Certo, Welsh è un fuoriclasse della scrittura e Penna invece è uno-che-scrive, mancando ancora di una serie di “smaliziature” e skill che solo gli scrittori di professione hanno), ma se ancora dovete fare la lista delle letture per le vacanze estive “Fatti fummo” ve lo consiglieremmo non poco (tra l’altro, è già in ristampa). Se siete su queste pagine di sicuro avete un minimo di sensibilità e di interesse per le faccende di clubbing e, come spiegavamo all’inizio, anche quindi per una umanità particolare, atipica, libera nei confronti dell’uso delle droghe e libera anche di essere ogni tanto stupida (…nel modo di rapportarsi alle droghe suddette, ma anche in generale), pronta a spostare i piani di valore e le gerarchie di vita su traiettorie non scontate. In tempi in cui la sempre più onnipresente impronta del web rischia di standardizzarci sempre più (su Instagram, sempre più si tenta di essere ciò che non si è, uniformandosi a criteri di bellezza e figaggine eterodiretti o comunque non personali), anche un pugno di squinternati da clubbing come i vari protagonisti di “Fatti Fummo” rischiano di diventare una bella e nobile forma di resistenza culturale all’omologazione, anche quando si comportano in modo scemo, anche quando nella loro vita la cosa più importante da fare è l’after post serata.

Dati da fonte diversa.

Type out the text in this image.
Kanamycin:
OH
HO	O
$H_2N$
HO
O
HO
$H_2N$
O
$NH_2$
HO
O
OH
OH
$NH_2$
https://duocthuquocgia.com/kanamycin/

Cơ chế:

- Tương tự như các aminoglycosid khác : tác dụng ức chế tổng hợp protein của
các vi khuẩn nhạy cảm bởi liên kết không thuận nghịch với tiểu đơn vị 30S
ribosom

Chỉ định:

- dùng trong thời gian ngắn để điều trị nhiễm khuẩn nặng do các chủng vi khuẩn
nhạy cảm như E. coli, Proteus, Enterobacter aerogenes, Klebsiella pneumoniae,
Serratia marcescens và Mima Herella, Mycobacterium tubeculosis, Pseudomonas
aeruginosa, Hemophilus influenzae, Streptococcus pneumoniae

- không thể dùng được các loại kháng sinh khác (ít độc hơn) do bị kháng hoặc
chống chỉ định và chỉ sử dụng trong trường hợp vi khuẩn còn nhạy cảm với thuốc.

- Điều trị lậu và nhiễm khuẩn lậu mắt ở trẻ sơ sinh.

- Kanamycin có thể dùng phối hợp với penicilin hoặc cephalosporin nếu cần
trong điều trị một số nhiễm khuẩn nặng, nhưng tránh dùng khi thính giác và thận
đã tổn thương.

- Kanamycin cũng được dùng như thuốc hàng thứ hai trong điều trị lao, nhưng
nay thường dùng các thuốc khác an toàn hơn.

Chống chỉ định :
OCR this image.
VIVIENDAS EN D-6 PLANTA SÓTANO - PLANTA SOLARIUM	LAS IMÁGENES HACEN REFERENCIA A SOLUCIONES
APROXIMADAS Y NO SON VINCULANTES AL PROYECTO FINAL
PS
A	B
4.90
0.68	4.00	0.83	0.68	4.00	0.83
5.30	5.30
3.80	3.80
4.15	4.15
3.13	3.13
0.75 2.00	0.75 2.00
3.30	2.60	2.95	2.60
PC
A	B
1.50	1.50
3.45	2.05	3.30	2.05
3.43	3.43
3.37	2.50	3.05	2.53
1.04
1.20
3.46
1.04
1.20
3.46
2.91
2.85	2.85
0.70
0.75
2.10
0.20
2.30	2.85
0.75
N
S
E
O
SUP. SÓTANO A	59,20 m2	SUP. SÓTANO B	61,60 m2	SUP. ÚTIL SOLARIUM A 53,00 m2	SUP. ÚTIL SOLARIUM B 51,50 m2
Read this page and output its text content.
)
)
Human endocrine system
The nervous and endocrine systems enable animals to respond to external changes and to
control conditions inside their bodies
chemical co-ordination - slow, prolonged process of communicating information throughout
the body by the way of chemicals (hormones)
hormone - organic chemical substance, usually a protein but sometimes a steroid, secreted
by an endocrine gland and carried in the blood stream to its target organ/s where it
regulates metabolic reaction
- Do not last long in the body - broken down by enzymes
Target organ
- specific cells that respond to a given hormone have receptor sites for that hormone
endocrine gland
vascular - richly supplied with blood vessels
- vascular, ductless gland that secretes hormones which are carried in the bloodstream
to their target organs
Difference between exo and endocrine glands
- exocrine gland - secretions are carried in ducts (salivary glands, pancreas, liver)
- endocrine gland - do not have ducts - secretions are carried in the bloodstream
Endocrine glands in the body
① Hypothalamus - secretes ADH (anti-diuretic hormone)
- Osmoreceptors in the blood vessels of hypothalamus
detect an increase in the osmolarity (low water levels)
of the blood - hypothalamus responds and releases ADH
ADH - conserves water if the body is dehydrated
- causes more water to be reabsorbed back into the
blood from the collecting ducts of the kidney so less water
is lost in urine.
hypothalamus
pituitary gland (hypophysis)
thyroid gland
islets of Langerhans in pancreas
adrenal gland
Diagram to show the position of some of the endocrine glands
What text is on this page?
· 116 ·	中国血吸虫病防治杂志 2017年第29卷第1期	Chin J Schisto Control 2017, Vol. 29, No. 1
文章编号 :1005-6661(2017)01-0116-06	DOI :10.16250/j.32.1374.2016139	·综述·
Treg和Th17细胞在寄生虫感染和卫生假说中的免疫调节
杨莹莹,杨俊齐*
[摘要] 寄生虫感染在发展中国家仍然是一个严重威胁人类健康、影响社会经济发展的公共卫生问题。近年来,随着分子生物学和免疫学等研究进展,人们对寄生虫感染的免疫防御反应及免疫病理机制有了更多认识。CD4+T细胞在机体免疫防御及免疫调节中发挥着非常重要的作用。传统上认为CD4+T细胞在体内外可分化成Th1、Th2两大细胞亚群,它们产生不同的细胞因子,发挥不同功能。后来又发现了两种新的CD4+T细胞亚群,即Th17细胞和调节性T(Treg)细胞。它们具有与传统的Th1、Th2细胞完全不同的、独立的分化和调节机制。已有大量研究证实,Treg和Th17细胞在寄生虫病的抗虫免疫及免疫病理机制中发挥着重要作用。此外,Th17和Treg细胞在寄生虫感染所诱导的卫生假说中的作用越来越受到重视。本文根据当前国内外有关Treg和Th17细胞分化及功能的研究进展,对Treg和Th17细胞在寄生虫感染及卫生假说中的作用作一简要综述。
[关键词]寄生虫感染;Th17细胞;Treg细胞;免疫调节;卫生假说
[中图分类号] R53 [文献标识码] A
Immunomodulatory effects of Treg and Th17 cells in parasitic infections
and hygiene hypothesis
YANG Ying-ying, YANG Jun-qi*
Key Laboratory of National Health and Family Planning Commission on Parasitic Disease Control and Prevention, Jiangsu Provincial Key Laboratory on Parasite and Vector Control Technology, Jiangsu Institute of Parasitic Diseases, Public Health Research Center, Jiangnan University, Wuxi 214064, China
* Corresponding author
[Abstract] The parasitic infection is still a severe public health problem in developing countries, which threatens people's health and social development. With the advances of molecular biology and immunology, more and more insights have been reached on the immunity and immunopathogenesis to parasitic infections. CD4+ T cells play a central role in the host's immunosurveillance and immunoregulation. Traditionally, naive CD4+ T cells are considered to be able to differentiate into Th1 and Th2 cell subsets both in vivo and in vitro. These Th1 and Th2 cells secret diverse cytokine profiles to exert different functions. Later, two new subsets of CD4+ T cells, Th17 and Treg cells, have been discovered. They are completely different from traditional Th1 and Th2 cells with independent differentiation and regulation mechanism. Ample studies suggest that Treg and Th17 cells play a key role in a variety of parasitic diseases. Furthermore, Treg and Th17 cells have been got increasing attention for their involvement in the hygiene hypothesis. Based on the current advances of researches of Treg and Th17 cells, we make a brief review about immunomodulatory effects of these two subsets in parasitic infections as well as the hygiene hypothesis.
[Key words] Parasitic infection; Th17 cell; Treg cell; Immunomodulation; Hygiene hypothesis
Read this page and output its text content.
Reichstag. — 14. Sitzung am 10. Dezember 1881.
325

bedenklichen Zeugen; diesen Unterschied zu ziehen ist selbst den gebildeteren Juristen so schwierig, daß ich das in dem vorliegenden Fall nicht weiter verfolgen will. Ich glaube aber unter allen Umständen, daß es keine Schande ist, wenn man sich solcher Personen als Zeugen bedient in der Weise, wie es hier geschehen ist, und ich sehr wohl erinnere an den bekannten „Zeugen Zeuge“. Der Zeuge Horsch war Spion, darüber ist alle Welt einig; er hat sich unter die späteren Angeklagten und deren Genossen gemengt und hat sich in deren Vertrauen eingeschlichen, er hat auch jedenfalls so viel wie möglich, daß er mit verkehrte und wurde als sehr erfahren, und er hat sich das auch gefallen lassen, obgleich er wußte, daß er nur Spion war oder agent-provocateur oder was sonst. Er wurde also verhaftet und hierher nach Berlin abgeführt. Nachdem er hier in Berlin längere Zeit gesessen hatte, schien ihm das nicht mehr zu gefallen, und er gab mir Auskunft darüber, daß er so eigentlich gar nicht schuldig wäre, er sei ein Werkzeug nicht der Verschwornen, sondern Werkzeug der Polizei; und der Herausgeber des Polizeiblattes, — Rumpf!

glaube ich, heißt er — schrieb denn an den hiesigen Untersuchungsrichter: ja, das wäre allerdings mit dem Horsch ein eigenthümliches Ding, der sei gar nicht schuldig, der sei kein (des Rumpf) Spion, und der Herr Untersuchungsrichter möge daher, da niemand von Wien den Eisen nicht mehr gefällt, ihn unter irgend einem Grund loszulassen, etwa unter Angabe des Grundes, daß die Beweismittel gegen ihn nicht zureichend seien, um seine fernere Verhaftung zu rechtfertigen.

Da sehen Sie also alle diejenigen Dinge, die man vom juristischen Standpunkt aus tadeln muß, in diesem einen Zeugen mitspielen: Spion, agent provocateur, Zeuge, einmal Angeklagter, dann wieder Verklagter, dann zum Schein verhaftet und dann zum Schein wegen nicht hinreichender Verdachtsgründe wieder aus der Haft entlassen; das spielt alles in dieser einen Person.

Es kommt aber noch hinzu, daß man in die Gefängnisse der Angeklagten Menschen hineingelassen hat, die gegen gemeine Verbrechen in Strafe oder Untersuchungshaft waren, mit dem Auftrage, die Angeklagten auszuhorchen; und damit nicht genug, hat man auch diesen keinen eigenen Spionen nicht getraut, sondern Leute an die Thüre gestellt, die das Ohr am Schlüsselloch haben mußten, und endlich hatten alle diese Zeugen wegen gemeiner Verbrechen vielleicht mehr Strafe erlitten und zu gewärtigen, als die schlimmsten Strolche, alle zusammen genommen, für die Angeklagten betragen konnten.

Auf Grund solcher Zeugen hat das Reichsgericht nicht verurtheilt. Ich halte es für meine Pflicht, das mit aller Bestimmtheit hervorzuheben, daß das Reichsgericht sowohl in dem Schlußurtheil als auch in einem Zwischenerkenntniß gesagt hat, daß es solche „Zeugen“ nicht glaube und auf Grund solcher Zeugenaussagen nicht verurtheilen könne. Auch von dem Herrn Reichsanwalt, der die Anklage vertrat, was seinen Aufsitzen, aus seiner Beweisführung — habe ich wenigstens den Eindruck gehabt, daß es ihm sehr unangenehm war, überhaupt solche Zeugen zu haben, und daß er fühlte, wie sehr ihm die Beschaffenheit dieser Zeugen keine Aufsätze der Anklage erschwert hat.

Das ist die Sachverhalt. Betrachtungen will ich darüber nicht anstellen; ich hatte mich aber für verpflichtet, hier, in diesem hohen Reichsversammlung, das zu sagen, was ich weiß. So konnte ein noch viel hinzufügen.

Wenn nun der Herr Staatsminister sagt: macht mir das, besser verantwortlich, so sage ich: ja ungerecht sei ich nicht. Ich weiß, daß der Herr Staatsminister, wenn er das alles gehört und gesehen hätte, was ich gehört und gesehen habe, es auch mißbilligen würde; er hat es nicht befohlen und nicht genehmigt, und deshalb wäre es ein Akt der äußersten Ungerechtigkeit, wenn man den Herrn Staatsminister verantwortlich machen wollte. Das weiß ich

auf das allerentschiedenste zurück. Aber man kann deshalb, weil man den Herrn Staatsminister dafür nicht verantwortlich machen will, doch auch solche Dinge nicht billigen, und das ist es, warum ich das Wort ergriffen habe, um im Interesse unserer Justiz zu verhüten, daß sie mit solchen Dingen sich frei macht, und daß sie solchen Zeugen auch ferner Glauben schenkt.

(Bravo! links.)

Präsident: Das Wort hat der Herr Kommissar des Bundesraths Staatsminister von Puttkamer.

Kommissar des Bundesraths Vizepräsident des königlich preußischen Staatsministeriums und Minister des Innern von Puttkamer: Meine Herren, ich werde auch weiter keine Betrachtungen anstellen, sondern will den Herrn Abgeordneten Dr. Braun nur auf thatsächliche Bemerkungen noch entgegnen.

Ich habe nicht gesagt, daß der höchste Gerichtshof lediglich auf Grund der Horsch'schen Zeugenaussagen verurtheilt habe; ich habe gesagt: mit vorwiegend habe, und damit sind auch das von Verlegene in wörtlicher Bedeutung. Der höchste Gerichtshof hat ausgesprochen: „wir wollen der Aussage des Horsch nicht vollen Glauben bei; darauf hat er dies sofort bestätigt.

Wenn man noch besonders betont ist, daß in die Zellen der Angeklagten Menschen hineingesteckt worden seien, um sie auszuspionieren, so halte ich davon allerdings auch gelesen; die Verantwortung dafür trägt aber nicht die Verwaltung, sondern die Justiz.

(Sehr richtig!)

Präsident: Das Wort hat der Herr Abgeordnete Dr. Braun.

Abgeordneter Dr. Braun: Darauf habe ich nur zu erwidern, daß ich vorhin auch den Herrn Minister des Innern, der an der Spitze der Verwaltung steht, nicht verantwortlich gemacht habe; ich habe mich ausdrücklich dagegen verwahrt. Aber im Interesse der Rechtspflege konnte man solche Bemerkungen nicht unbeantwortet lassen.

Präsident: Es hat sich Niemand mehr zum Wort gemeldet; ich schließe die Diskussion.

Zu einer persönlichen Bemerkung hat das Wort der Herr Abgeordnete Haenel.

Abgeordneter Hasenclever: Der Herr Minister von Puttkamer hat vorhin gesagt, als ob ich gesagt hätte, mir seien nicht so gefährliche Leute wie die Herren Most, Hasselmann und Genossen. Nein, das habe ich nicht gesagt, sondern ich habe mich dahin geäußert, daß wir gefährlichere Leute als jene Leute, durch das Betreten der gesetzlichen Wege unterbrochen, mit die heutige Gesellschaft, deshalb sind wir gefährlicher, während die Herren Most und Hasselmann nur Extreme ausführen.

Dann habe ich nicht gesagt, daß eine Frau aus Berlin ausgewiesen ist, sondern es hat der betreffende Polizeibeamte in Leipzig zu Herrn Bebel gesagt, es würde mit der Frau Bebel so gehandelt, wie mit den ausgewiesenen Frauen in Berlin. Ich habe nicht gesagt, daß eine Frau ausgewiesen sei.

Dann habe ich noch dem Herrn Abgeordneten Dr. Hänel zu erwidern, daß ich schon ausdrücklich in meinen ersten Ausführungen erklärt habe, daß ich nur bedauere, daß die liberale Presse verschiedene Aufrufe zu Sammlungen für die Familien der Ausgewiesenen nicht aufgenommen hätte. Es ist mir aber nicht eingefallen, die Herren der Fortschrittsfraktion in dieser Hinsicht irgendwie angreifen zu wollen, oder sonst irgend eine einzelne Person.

Poi chiaro, voi che leggete queste righe di cazzate non ne fate, siete sicuramente meglio che quattro pedalatori decerebrati che impazziscono per i set da 12 ore di Carola o Capriati, le droghe non le usate o sapete come usarle senza esserne usati; certo, assolutamente, non ne dubitiamo. Ma risentirsi di nuovo parte di un “insieme”, di una vibrazione, di un momento che ha scompaginato le regole più prevedibili, rispettabili e sane, ve lo assicuriamo, è bello. E’ un bel brivido. Fatti fummo, ieri, noi o le persone vicine a noi; domani invece chissà che saremo; e la pandemia, beh, ci ha cambiato forse sì forse no; ma un DNA da clubber, in noi, può essere sempre una bella scintilla, una bella fiamma.